Why was the requirement to update CAIRS done away with?
According to the initial CBC article
A Treasury Board official confirmed to the Canadian Press on Friday that the system is being killed because “extensive” consultations showed it wasn’t valued by government departments.
Instead, “valuable resources currently being used to maintain CAIRS would be better used in the collection and analysis of improved statistical reporting,” said Robert Makichuk.
Looking into what exactly these valuable resources currently being used to maintain CAIRS might be, more specifically, I found that in the interdepartmental Access to Information Review Task Force’s report – which was issued in 2002 – the costs of administering the entire Access to Information Act were noted to have been
around $30 million annually, or less than $1 per Canadian per year. This is a modest cost, in light of the significant public policy objectives pursued by the Act: accountability and transparency of government, ethical and careful behaviour on the part of public officials, participation of Canadians in the development of public policy, and a better informed and more competitive society. (emphasis in original)

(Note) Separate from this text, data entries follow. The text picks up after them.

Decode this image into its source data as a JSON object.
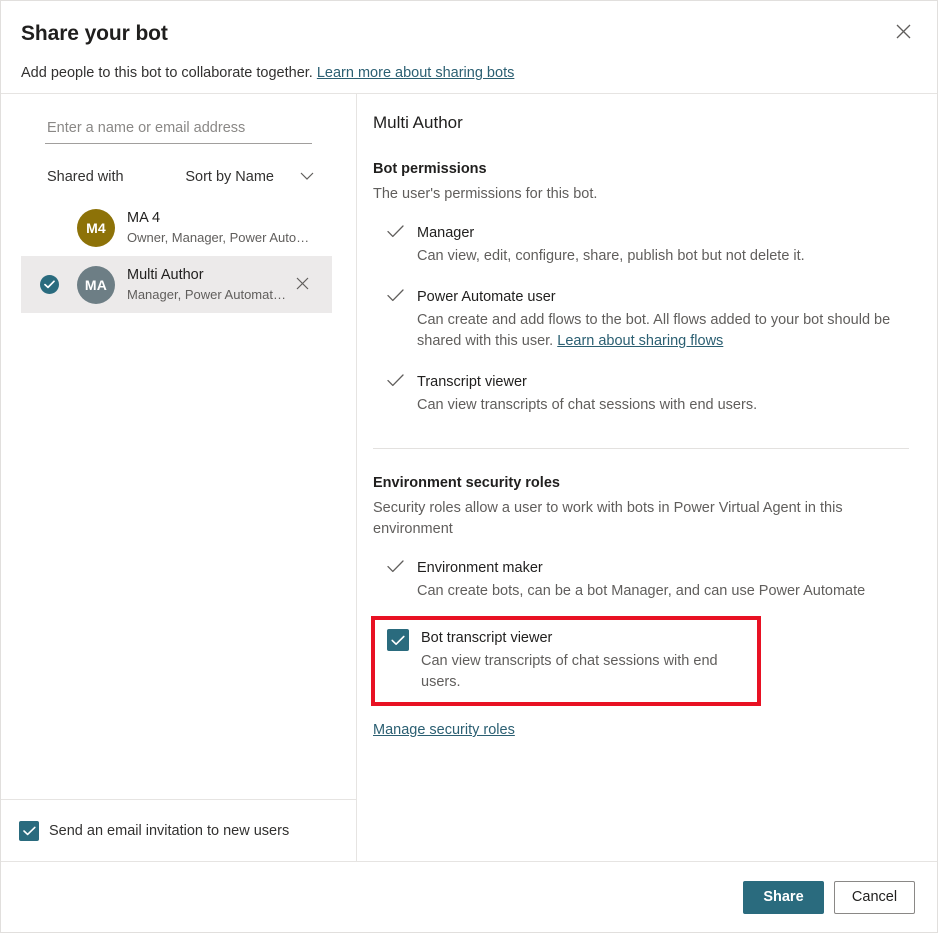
{
  "dialog": {
    "title": "Share your bot",
    "subtitle_text": "Add people to this bot to collaborate together.",
    "subtitle_link": "Learn more about sharing bots",
    "close_icon": "close-icon"
  },
  "left": {
    "people_input_placeholder": "Enter a name or email address",
    "people_input_value": "",
    "shared_with_label": "Shared with",
    "sort_label": "Sort by Name",
    "sort_chevron_icon": "chevron-down-icon",
    "people": [
      {
        "initials": "M4",
        "name": "MA 4",
        "roles": "Owner, Manager, Power Automate us...",
        "avatar_color": "#8d7208",
        "selected": false,
        "removable": false
      },
      {
        "initials": "MA",
        "name": "Multi Author",
        "roles": "Manager, Power Automate user",
        "avatar_color": "#6d7e85",
        "selected": true,
        "removable": true,
        "remove_icon": "close-icon"
      }
    ],
    "email_invite_label": "Send an email invitation to new users",
    "email_invite_checked": true
  },
  "right": {
    "user_title": "Multi Author",
    "bot_permissions": {
      "heading": "Bot permissions",
      "description": "The user's permissions for this bot.",
      "items": [
        {
          "name": "Manager",
          "description": "Can view, edit, configure, share, publish bot but not delete it.",
          "checked": true,
          "mark": "checkmark-icon"
        },
        {
          "name": "Power Automate user",
          "description": "Can create and add flows to the bot. All flows added to your bot should be shared with this user.",
          "link": "Learn about sharing flows",
          "checked": true,
          "mark": "checkmark-icon"
        },
        {
          "name": "Transcript viewer",
          "description": "Can view transcripts of chat sessions with end users.",
          "checked": true,
          "mark": "checkmark-icon"
        }
      ]
    },
    "environment_roles": {
      "heading": "Environment security roles",
      "description": "Security roles allow a user to work with bots in Power Virtual Agent in this environment",
      "items": [
        {
          "name": "Environment maker",
          "description": "Can create bots, can be a bot Manager, and can use Power Automate",
          "checked": true,
          "mark": "checkmark-icon",
          "highlighted": false
        },
        {
          "name": "Bot transcript viewer",
          "description": "Can view transcripts of chat sessions with end users.",
          "checked": true,
          "mark": "checkbox-checked-icon",
          "highlighted": true
        }
      ],
      "manage_link": "Manage security roles"
    }
  },
  "footer": {
    "primary_label": "Share",
    "secondary_label": "Cancel"
  },
  "colors": {
    "accent": "#2a6b7e",
    "link": "#2b5f72",
    "highlight_border": "#e81123",
    "avatar_gold": "#8d7208",
    "avatar_slate": "#6d7e85"
  }
}
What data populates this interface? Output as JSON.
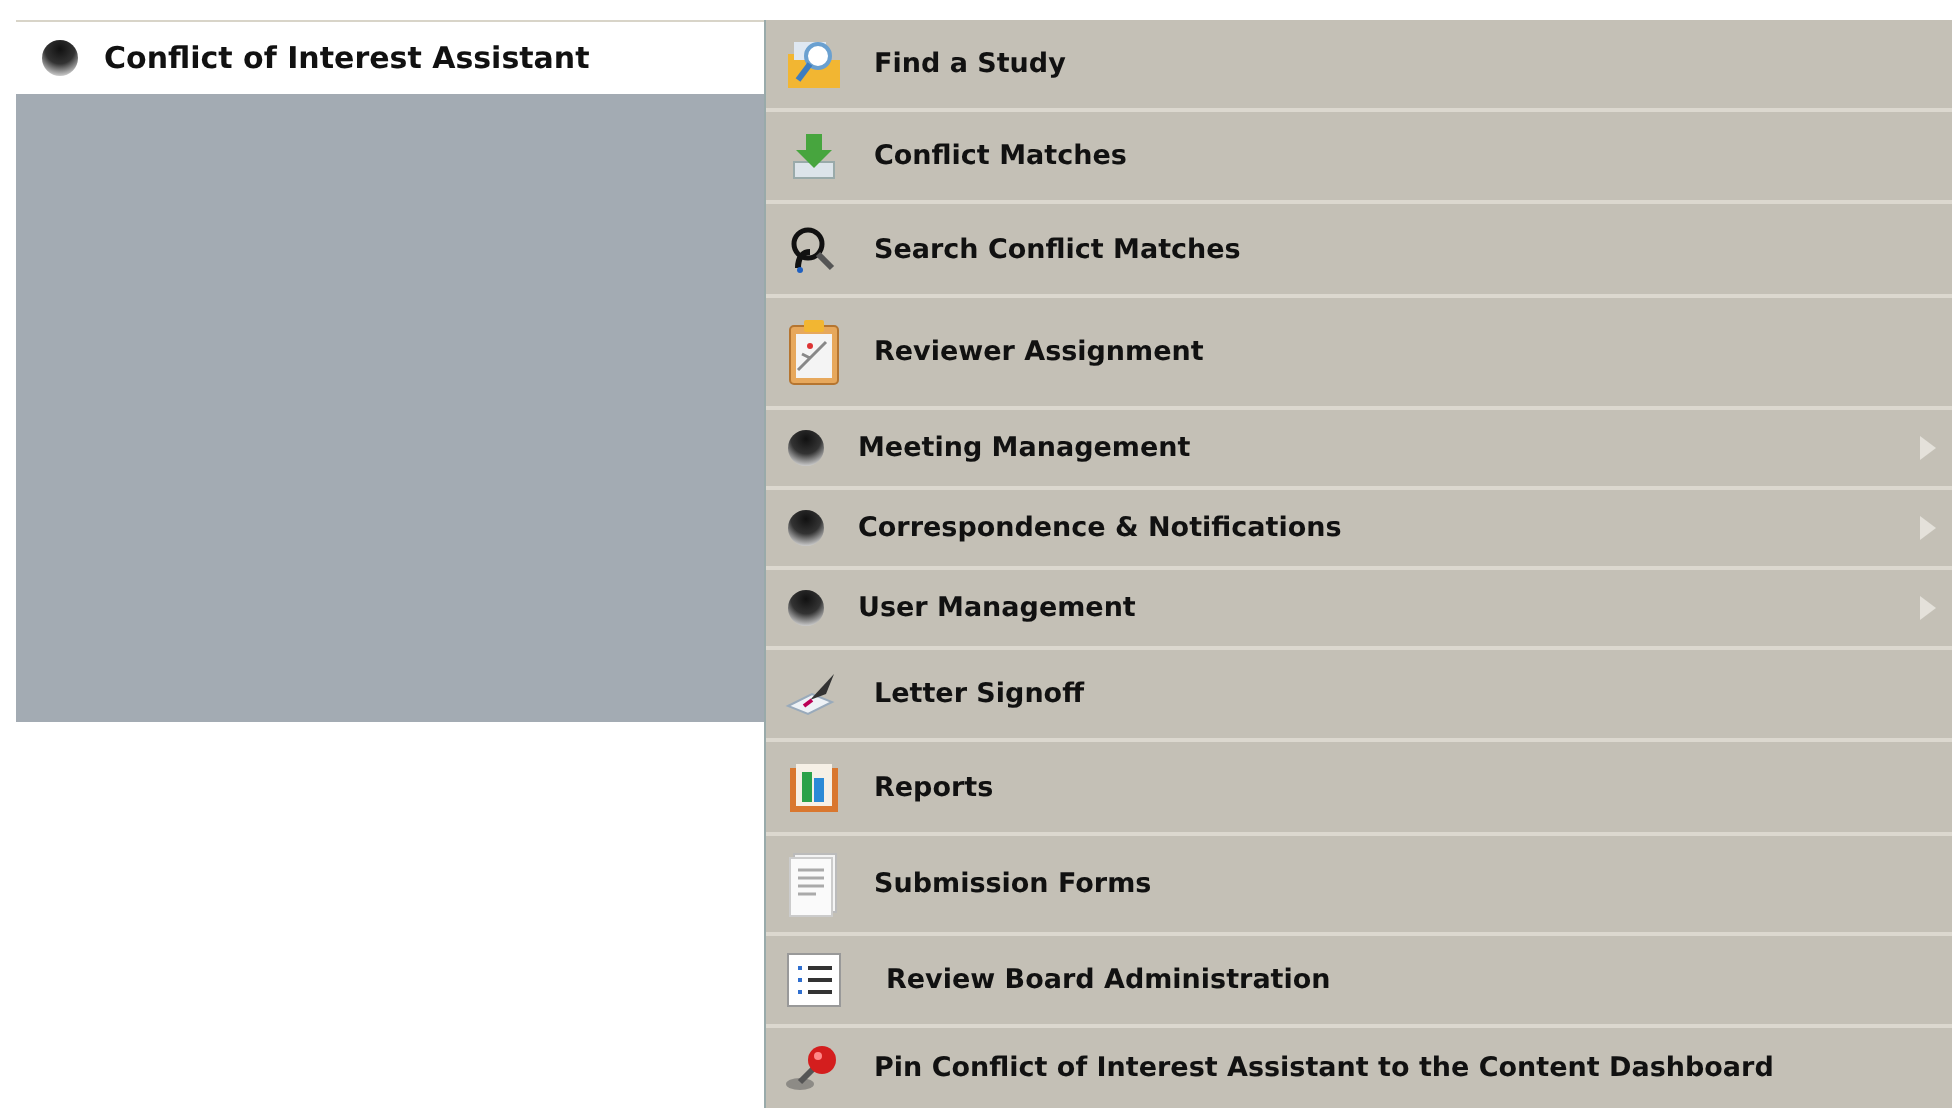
{
  "header": {
    "label": "Conflict of Interest Assistant"
  },
  "menu": [
    {
      "label": "Find a Study",
      "kind": "link"
    },
    {
      "label": "Conflict Matches",
      "kind": "link"
    },
    {
      "label": "Search Conflict Matches",
      "kind": "link"
    },
    {
      "label": "Reviewer Assignment",
      "kind": "link"
    },
    {
      "label": "Meeting Management",
      "kind": "submenu"
    },
    {
      "label": "Correspondence & Notifications",
      "kind": "submenu"
    },
    {
      "label": "User Management",
      "kind": "submenu"
    },
    {
      "label": "Letter Signoff",
      "kind": "link"
    },
    {
      "label": "Reports",
      "kind": "link"
    },
    {
      "label": "Submission Forms",
      "kind": "link"
    },
    {
      "label": "Review Board Administration",
      "kind": "link"
    },
    {
      "label": "Pin Conflict of Interest Assistant to the Content Dashboard",
      "kind": "link"
    }
  ]
}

So, either the cost of administering the database has somehow skyrocketed since 2002, despite no notable upgrades since Y2K nor going ahead with the plan to make CAIRS publicly searchable on the Internet, or $1 per Canadian per year is suddenly too much money to spend on access to information?
Yes, Harper’s Tories have finished off the CAIRS database – at least for the time being –
probably hoping to avoid brouhaha by doing so quietly and with no advance notice. All part of a day’s work for an administration that is hard at work opening up access to information “more than ever before” and rewriting history. And hopefully this will backfire on them due to the growing political outcry, causing CAIRS to be reinstated.
But one thing I want to know is why was an independent journalist (and prior to that an independent academic) maintaining the only public access to this database to begin with, when in 2002-2003-2004 it was clearly being reasoned by the Office of the Information Commissioner of Canada that online access was easy, inexpensive, and ethically compelling?
While the lack of mention of CAIRS in recent annual reports casts doubt on the actual extensiveness of the consultations (the consultations, regardless of extent within the government, did not seek public input) that led to the CAIRS shutdown, the apparent lack of movement toward greater public access over several years, in the face of rhetoric indicating that would be the correct direction, makes me wonder. Was this just the opportune moment to shut down a service that some never liked to begin with? What role did the Tory administration really play in this shutdown – could their general killing of government services to the public merely have provided an opportunity, or was there really a more nefarious anti-transparency agenda?
Finally, I have to admit I laughed a bit at the notion that the accountability database should be shut down because those being held accountable didn’t value the service. Didn’t you laugh at that? That’s like saying that parking tickets should be abolished because people who park illegally don’t value paying the fines.